Dr. Vicki Chandler is the chief program officer for the Foundation's Science Program, investing in the development of new technologies, supporting top research scientists and bringing together new, often groundbreaking, scientific partnerships. The program’s portfolio—designed to advance scientific innovation and discovery—includes the Marine Microbiology Initiative, a plant science collaboration with the Howard Hughes Medical Institute, a new Data-Driven Discovery Initiative and commitments to the California Institute of Technology and Thirty Meter Telescope.
Prior to coming to the Foundation, Vicki served as director of the BIO5 Institute at the University of Arizona, a prominent interdisciplinary research center that addresses leading edge research and translates that research to applications in medicine and agriculture. At UA, she was a Regents’ Professor in the departments of Plant Sciences and Molecular and Cellular Biology and held the Carl E. and Patricia Weiler Endowed Chair for Excellence in Agriculture and Life Sciences. Her pioneering research investigated the regulation of gene expression in plants and animals.

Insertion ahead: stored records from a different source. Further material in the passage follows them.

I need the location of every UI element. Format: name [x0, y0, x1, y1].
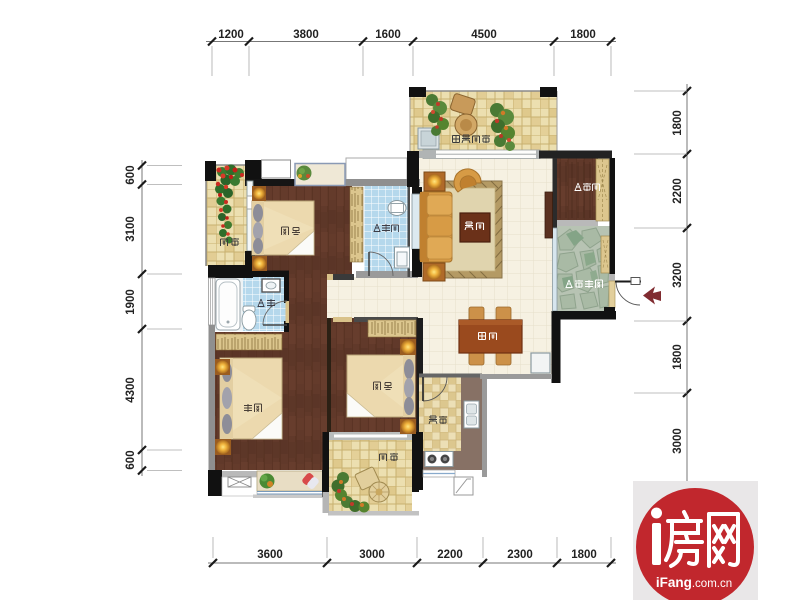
svg-text:1200: 1200 [218, 29, 244, 41]
svg-text:3000: 3000 [672, 428, 684, 454]
svg-text:600: 600 [125, 165, 137, 184]
svg-text:1800: 1800 [571, 549, 597, 561]
svg-text:1800: 1800 [570, 29, 596, 41]
svg-text:1800: 1800 [672, 110, 684, 136]
svg-text:3100: 3100 [125, 216, 137, 242]
svg-text:3000: 3000 [359, 549, 385, 561]
svg-text:600: 600 [125, 450, 137, 469]
svg-text:3600: 3600 [257, 549, 283, 561]
svg-text:iFang.com.cn: iFang.com.cn [656, 575, 732, 590]
svg-text:2200: 2200 [437, 549, 463, 561]
svg-text:4500: 4500 [471, 29, 497, 41]
svg-text:3800: 3800 [293, 29, 319, 41]
svg-text:1900: 1900 [125, 289, 137, 315]
svg-text:2200: 2200 [672, 178, 684, 204]
svg-text:1800: 1800 [672, 344, 684, 370]
svg-text:4300: 4300 [125, 377, 137, 403]
svg-text:2300: 2300 [507, 549, 533, 561]
svg-text:3200: 3200 [672, 262, 684, 288]
svg-text:1600: 1600 [375, 29, 401, 41]
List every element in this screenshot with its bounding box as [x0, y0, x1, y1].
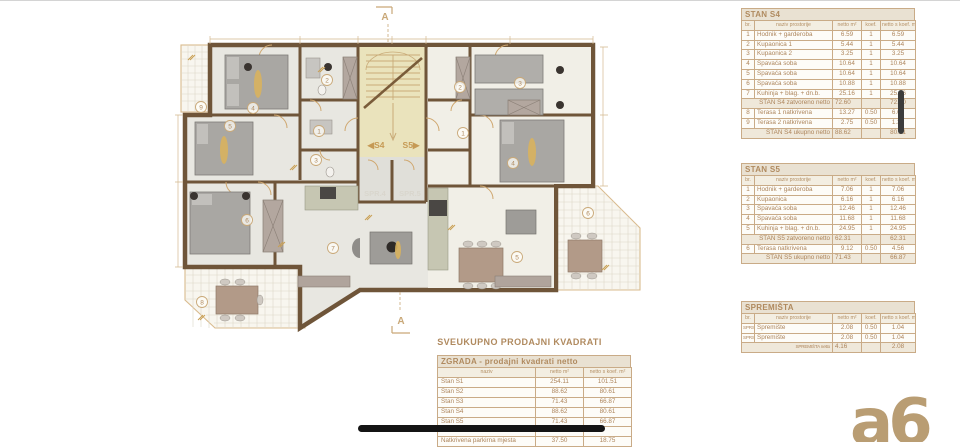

Vicki serves as president-elect for the Genetics Society of America, and has been honored with the Presidential Young Investigator Award, the National Science Foundation Faculty Award for Women Scientists and Engineers, the National Institutes of Health Director’s Pioneer Award, and was named a Searle Scholar. Vicki is a member of the National Academy of Sciences and a Fellow of the American Association for the Advancement of Science, and has served on national advisory boards and panels for the National Science Foundation, Department of Energy, National Institutes of Health, and Howard Hughes Medical Institute. She served on the National Science Foundation Biological Directorate Advisory Committee from 2001-2004, the National Research Council Committee on Defining and Advancing the Conceptual Basis of Biological Science and was elected to the governing council of the National Academy of Sciences in 2007. Vicki has chaired or co-chaired several national conferences, and has served in an editorial capacity for journals including Plant Physiology, Genetics, Science, and the Annual Review of Plant Biology. She is a member of the American Society for Biochemistry and Molecular Biology, the American Society of Plant Biologists, the Genetics Society of America, the International Society of Plant Molecular Biology, and the Rosalind Franklin Society. She has served on the Board of Directors of the Genetics Society and the International Society Plant Molecular Biology, and was President of the American Society of Plant Biologists.
Vicki has a Ph.D. in biochemistry from the University of California, San Francisco and a B. A . in biochemistry from the University of California, Berkeley.
Chris Mentzel is a program officer in the Science Program at the Gordon and Betty Moore Foundation, focused currently on launching the Data-Driven Discovery Initiative, one of the Foundation's newest, which aims to enable scientists to turn the scientific data deluge into opportunities to address some of today's most important research questions. Chris identifies the people, advanced instrumentation and information technologies that help solve important data-rich science questions.
Prior to his current role at the Gordon and Betty Moore Foundation, Chris led the grants administration department and also worked as senior network engineer for the organization. Before that, he held positions as a systems engineer and integrator at the University of California, Berkeley, and at various internet consulting firms in the San Francisco Bay Area.
Chris received his bachelor of arts in mathematics from the University of California, Santa Cruz and is currently pursuing a master's in management science and engineering at Stanford University. He is an active member of the broader eScience, Big Data and open science communities, serving on a number of advisory boards and program committees, and occasionally finds time to engage in more direct technology development, teaching/coaching, new venture strategy and non-profit management.